SM: It’s a tough one to answer. I mean the holistic goal is to have creative freedom to create art authentically, without the pressures of capitalism. Wow, that’s the first time I ever said that out loud. That’s pretty good. In the more immediate, I’d love to sell this show to a streamer. I’ll just say I have a TV show loosely based off of this solo show that I’m working on with a friend that I’d like to sell as well. These are two things in the immediate. I hope the run goes well and it’s well reviewed and that it gets an extension. I’d love to just continue to build my audience. I love doing solo shows and I hope to continue doing them. I love acting and I am auditioning a lot. I want to act more. I would love to be in a narrative writing room for a TV show. I’m a next project kind of person. And, of course, shooting for the moon, this is something that I truly dreamed about when I started comedy, it was one of those dream goals that I like wrote down, you know? I wanna be on The Tonight Show and I want a solo show off Broadway. And rarely do those things come true. I mean, careers in the arts are very unexpected and unpredictable. S o I am really trying as much as possible to be present, to acknowledge my own hard work and all the people that helped me get here. I should be grateful for all the people that helped me get here. Be grateful to the universe. There’s a good amount of luck too. I’m so excited to just keep doing this show. I love connecting with other people around this show and I feel really close to Jonathan when I do it. It’s very much alive and has new life so powerfully and I am just so grateful for that.
RJ: Thanks Sam for giving us some time to get to know you and good luck with the show. Tickets for Sugar Daddy (starting at $35.00) and more information can be found here. The show plays Wednesdays through Saturdays at 7 pm beginning Wednesday, January 11th through Friday, February 17th (with no show January 14). The running time is 65 minutes, no intermission.
For more about Sam, head to his site here www.samuelmorrison.com
SAM MORRISON is an anxious gay diabetic Jew who finds humor in the sad, awkward, and shameful. Hailing from Sarasota, FL, he now resides in NYC where he is a staple of the Brooklyn comedy scene.
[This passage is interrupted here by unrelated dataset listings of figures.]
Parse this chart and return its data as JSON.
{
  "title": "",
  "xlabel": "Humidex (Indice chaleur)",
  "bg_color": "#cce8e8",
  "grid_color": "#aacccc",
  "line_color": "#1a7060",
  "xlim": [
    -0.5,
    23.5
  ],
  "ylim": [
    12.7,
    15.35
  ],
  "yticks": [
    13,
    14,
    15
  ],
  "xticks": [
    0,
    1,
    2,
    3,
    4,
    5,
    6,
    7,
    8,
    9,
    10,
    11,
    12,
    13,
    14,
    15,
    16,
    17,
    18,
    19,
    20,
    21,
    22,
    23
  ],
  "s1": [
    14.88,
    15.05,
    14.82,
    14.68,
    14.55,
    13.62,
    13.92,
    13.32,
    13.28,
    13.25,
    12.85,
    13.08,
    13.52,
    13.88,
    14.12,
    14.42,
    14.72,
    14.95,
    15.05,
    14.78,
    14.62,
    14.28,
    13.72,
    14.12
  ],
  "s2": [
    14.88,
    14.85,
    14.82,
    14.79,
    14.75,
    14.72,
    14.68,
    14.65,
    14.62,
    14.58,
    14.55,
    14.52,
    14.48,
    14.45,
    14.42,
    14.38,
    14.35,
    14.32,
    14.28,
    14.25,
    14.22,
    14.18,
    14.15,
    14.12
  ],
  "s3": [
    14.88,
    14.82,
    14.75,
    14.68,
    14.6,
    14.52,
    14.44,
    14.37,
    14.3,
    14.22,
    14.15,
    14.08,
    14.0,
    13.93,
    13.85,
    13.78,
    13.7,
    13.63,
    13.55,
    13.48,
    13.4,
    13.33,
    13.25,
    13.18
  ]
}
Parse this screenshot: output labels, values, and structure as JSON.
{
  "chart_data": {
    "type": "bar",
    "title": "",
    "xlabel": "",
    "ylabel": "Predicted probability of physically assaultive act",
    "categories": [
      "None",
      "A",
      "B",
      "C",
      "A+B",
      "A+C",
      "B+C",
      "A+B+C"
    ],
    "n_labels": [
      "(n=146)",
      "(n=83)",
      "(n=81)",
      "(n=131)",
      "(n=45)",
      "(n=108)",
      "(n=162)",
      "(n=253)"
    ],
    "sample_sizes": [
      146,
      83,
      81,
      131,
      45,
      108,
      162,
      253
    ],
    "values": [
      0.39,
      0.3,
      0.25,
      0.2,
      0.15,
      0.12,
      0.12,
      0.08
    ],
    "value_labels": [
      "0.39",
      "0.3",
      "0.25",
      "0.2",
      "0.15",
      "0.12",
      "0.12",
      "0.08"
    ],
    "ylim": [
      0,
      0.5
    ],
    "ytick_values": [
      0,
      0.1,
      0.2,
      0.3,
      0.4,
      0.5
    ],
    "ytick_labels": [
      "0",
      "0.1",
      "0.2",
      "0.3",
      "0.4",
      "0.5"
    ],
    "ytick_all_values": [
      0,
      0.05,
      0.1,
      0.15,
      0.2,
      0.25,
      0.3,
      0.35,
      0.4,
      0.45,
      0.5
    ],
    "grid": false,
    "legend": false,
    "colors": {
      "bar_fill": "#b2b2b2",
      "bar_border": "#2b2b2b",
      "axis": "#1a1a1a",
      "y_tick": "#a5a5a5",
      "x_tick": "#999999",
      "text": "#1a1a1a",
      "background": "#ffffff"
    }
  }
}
He recently made his late-night television debut on “Late Night with Seth Meyers.” He was a 2019 Stand Up NBC Finalist, wrote for the 1st season of Bravo’s “Blind Date,” performed on The Drew Barrymore Show, and was a guest on “Watch What Happens Live” and “Tamron Hall.” His 1st solo show Hello, Daddy! won acclaim at the 2019 Edinburgh Fringe Festival. He is represented by APA in North America and MPW internationally. For college touring, he is represented by Degy Entertainment.
RYAN CUNNINGHAM she/her (Director) is a queer writer/director and Emmy and Peabody award-winning producer. She’s EP/Director on the docuseries Expecting Amy (HBO Max) about Amy Schumer’s pregnancy, and the standup specials Ilana Glazer: The Planet Is Burning (Amazon), and Club Cumming Presents A Queer Comedy Extravaganza! (Showtime), hosted by Alan Cumming. Producing credits include Broad City, Search Party, Inside Amy Schumer and Ziwe. Ryan recently launched the development company Running Woman with the goal of telling stories that haven’t been heard before. She is very passionate about promoting women’s issues, LGBTQ+ stories, and neurodiversity in her work. She has also co-owned the NYC-based post house Running Man for the last decade. She lives in Brooklyn with her 11-year-old daughter who is on the autism spectrum and likes to build large art installations in various places around their apartment. Ryan is a graduate of Rhode Island School of Design and co-chair of the RISD Fund, as well as working as an adjunct professor for the film department.